1. 1.
    0
    "Kayıp Adamın Defteri - Yalnızlık"
    -"Ah yalnızlık o kadar kıymetli ki.. Yokluğunuzun varlığı o kadar. kıymetli ki.."

    Yalnızlık zordur. Katlanılmaz ya da kötü bir şey olduğundan bahsetmiyorum.. Yalnız olabilmek zordur. Dik başlılık gerektirir, birilerini ittirebilme, kırma gücü gerektirir. Çünkü hayat nedense yalnız olmamanızı ister.. Böyle bir takıntısı vardır hayatın. O hastalıklı toplum sizi kendine çekip durur.. Neden ? Mail atarlar.. Mesaj atarlar.. Telefon ederler.. Kapını çalarlar.. Hiç durmazlar.. Yalnızlık özel bir çaba ister.

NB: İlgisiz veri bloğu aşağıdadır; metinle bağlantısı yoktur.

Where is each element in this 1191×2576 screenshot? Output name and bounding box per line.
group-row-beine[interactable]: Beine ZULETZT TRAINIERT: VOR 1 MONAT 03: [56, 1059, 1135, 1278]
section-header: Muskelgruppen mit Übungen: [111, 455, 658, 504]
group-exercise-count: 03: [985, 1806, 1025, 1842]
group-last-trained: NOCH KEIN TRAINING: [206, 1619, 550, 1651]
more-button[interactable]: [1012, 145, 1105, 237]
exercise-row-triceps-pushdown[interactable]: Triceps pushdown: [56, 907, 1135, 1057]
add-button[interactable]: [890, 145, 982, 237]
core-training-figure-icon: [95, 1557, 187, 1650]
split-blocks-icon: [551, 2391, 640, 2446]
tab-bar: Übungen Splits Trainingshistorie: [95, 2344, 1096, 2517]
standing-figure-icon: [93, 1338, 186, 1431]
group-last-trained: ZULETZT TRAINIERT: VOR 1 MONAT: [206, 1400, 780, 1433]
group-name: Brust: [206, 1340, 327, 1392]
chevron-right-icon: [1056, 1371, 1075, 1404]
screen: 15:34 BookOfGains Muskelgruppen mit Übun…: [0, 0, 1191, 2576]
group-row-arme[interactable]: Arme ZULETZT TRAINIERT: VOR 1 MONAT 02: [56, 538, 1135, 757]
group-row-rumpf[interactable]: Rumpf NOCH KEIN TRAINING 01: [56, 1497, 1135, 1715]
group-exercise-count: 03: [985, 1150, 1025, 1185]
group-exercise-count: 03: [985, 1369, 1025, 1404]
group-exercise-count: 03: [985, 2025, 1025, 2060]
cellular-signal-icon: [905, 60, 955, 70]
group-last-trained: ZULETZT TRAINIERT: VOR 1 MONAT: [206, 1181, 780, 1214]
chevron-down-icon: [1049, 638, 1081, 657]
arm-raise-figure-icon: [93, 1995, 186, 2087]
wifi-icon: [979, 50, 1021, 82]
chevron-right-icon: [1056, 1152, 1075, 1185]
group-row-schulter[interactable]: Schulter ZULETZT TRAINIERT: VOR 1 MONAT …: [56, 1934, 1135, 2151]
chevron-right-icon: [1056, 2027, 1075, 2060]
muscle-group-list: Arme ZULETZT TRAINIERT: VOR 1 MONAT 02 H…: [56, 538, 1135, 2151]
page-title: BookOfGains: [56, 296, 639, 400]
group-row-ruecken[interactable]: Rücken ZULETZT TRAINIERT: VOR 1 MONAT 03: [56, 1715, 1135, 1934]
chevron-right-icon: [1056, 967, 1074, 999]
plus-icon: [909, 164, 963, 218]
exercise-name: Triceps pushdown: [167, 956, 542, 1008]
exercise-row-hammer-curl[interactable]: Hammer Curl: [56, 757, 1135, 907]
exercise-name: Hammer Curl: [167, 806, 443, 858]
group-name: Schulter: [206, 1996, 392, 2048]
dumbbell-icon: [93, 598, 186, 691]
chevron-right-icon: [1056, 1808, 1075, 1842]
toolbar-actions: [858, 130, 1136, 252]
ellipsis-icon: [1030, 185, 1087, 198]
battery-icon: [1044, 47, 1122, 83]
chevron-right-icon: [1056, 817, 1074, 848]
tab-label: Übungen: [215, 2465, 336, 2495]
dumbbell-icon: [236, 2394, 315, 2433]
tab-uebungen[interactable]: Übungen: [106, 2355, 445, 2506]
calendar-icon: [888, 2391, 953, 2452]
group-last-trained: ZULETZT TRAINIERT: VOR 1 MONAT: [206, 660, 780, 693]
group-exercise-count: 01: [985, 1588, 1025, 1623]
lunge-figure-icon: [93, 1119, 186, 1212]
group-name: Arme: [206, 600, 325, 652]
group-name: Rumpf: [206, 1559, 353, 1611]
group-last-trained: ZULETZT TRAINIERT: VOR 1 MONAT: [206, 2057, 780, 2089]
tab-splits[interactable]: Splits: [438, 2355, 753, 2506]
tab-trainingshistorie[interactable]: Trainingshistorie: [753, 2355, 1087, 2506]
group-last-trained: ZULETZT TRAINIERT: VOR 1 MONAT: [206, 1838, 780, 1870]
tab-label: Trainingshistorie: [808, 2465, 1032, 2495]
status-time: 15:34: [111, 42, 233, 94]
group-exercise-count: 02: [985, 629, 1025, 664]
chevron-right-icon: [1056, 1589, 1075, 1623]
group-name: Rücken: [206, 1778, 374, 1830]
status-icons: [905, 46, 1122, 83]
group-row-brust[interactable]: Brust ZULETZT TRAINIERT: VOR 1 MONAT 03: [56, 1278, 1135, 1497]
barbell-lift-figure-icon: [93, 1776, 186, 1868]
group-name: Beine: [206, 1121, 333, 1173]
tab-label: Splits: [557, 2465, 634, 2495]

    Yalnızlık bir sanattır ve icra edeni de pek azdır. Gerçek bir yalnızı sokakta yürürken görseniz bile tanıyamazsınız, anlayamazsınız. Çünkü o sanatını mükemmel icra eden bir sanatçıdır. Ve enstrümanı hayatıdır. Dışarıda onsuz akıp giden hayattan nefret eder. Ama dışarıda "onsuz" akıp giden hayat, onun vâroluş sebebidir aslında.. Ve bunun farkındadır. Kalabalık, işlek bir sokakta yalnız insanın yeri, yıldızları görebildiği 2. yada 3. kat bir balkondur. Bazen şehrin uğultusuyla, bazen insanların onu umursamamasıyla, bazen de onu iğrenç sosyal hayata sokmaya çalışanları ittirmekle, başından savmakla beslenir.. Yuvasına, loş ışığındaki gölgeler arasına saklanır ve onun hayatı değil, hayatın onu kaçırmasından zevk alır. Bunu hisseder, bunu yaşar. Hayat onun için üzülür. Hayat onu yakalamaya çalışır. Hayat onun peşinden koşar. Ve hayat kaybeder !
    Ve yalnız insan gerçekten* * mutludur.
    Bazılarıysa benim gibi boynunda "sizi kırmak istemiyorum ama... " tabelasıyla dolaşır. Tanrı'ya bile sizi kırmak istemiyorum diyebilirim. "Kişisel değil yanlış anlamayın.." da yardımcısıdır ilkinin.. Savunma mekanizmasıdır bu. Ve ben denedim : çalışıyor..
    Eşsizdir yalnız insan. Diğer sıradan insanların bilseler garip diye tanımlayacakları takıntıları, huyları, alışkanlıkları vardır. Bunlar onu eşsiz kılan şeylerden bazılarıdır. Yalnız insan herşeyi yakından inceler. Nesnelere, olaylara, insanlara hayret etme yeteneğini (evet bu bir yetenektir) asla kaybetmez ama kimseye de belli etmez. Çoğu insan daha çocukluğunda kaybeder bu yeteneği.. Farkına bile varmazlar.
    Evindeki saat yıllar önce terketmiştir yalnız insanı. Duvarda izini bırakmıştır sadece. Çünkü zaman kontrol edilme bağımlısıdır. Zaman kibirli bir kadındır. istediği tek şey onunla ilgilenmeniz ve kölesi olmanızdır. Ama yalnız insanın, diğerlerinin zamanı anlayabilmelerine yarıyan numaralara ikide bir bakmasına gerek yoktur. istisna olarak işe ne zaman gitmesi gerektiği ve bunun gibi bir kaç durum için bacaklarına umursamaz bir bakış atar ki zaman, bu bakıştan nefret eder.
    Bu da yalnız insanın baş kaldırdığı, direndiği savaştığı cephelerden biridir. Ve bu cephede silahı umursamazlığıdır.
    Zaman da hayat gibidir. Peşinden koşulsun ister. Ama ne var ki hayat ve zaman, yalnız insanın dünyasında kaybedenleri oynamaya mahkumdurlar.